Mr. Obama touted himself as a moderate advocate of offshore drilling only weeks before the accident by presenting a plan to allow drilling in limited areas off the coasts of North Carolina, Virginia, Florida and Alaska.
But because those areas are not thought to be as rich in oil as the Gulf - and because he left off limits big known fields off the coasts of California and Alaska - the effect of his decision was to push oil companies even further toward deep-water drilling in the Gulf, where oil is more plentiful and fewer restrictions exist, analysts said.
“President Obamas drilling proposal keeps some of our most promising oil fields off limits, forcing the industry to explore and drill in more costly deep-water locations,” said Bernard Weinstein, associate director of the Maguire Energy Institute at Southern Methodist University.
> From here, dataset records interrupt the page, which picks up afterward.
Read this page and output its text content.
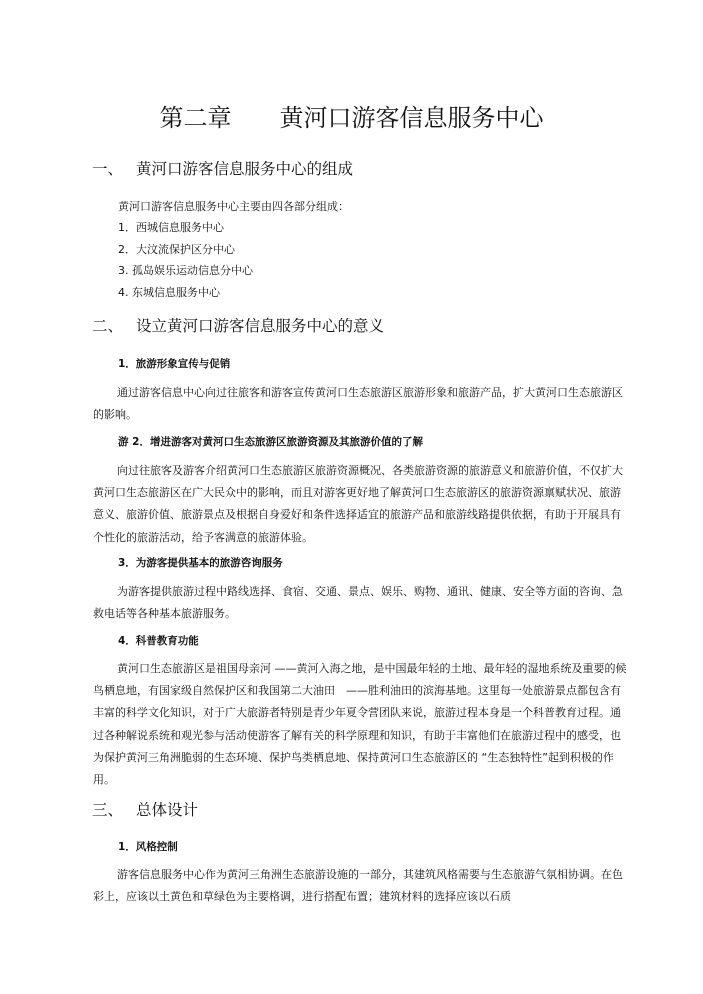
第二章　　黄河口游客信息服务中心
一、 黄河口游客信息服务中心的组成
黄河口游客信息服务中心主要由四各部分组成：
1．西城信息服务中心
2．大汶流保护区分中心
3. 孤岛娱乐运动信息分中心
4. 东城信息服务中心
二、 设立黄河口游客信息服务中心的意义
1．旅游形象宣传与促销
通过游客信息中心向过往旅客和游客宣传黄河口生态旅游区旅游形象和旅游产品，扩大黄河口生态旅游区的影响。
游 2．增进游客对黄河口生态旅游区旅游资源及其旅游价值的了解
向过往旅客及游客介绍黄河口生态旅游区旅游资源概况、各类旅游资源的旅游意义和旅游价值，不仅扩大黄河口生态旅游区在广大民众中的影响，而且对游客更好地了解黄河口生态旅游区的旅游资源禀赋状况、旅游意义、旅游价值、旅游景点及根据自身爱好和条件选择适宜的旅游产品和旅游线路提供依据，有助于开展具有个性化的旅游活动，给予客满意的旅游体验。
3．为游客提供基本的旅游咨询服务
为游客提供旅游过程中路线选择、食宿、交通、景点、娱乐、购物、通讯、健康、安全等方面的咨询、急救电话等各种基本旅游服务。
4．科普教育功能
黄河口生态旅游区是祖国母亲河 ——黄河入海之地，是中国最年轻的土地、最年轻的湿地系统及重要的候鸟栖息地，有国家级自然保护区和我国第二大油田　——胜利油田的滨海基地。这里每一处旅游景点都包含有丰富的科学文化知识，对于广大旅游者特别是青少年夏令营团队来说，旅游过程本身是一个科普教育过程。通过各种解说系统和观光参与活动使游客了解有关的科学原理和知识，有助于丰富他们在旅游过程中的感受，也为保护黄河三角洲脆弱的生态环境、保护鸟类栖息地、保持黄河口生态旅游区的 “生态独特性”起到积极的作用。
三、 总体设计
1．风格控制
游客信息服务中心作为黄河三角洲生态旅游设施的一部分，其建筑风格需要与生态旅游气氛相协调。在色彩上，应该以土黄色和草绿色为主要格调，进行搭配布置；建筑材料的选择应该以石质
The Gulf, since the beginning of deep-water exploration in the 1990s, has always been a laboratory and showcase for pioneering technologies. The Gulf contains the world’s deepest wells and produces more oil from deep waters than anywhere else in the world.
While small consolation to the millions of workers, citizens and wildlife affected by the BP spill, oil executives say, the incident will serve a purpose in forcing the industry to develop safer technologies to protect the environment, just as the Exxon Valdez spill did a generation ago.
Whether the U.S. remains a major oil power may depend on the industry’s success. A century ago, when all drilling was on land, the U.S. was the world’s only oil superpower, with its rich fields in Texas quenching much of the industrializing world’s newfound thirst for oil.
But even before the spill, the biggest active U.S. fields were depleting rapidly while major fields holding promise in Alaska, California and elsewhere had been ruled off limits, causing U.S. production last year to fall to 5.3 million barrels a day - nearly half of peak production levels set in the early 1970s.
While the U.S. remains third in yearly production worldwide, behind Saudi Arabia and Russia, that has been in no small part because of furious exploration activity in the deep-water Gulf. Despite those efforts, levels of production are not high enough to satisfy even a third of the nation’s 18.7-million-barrels-a-day oil habit, according to the U.S. energy agency.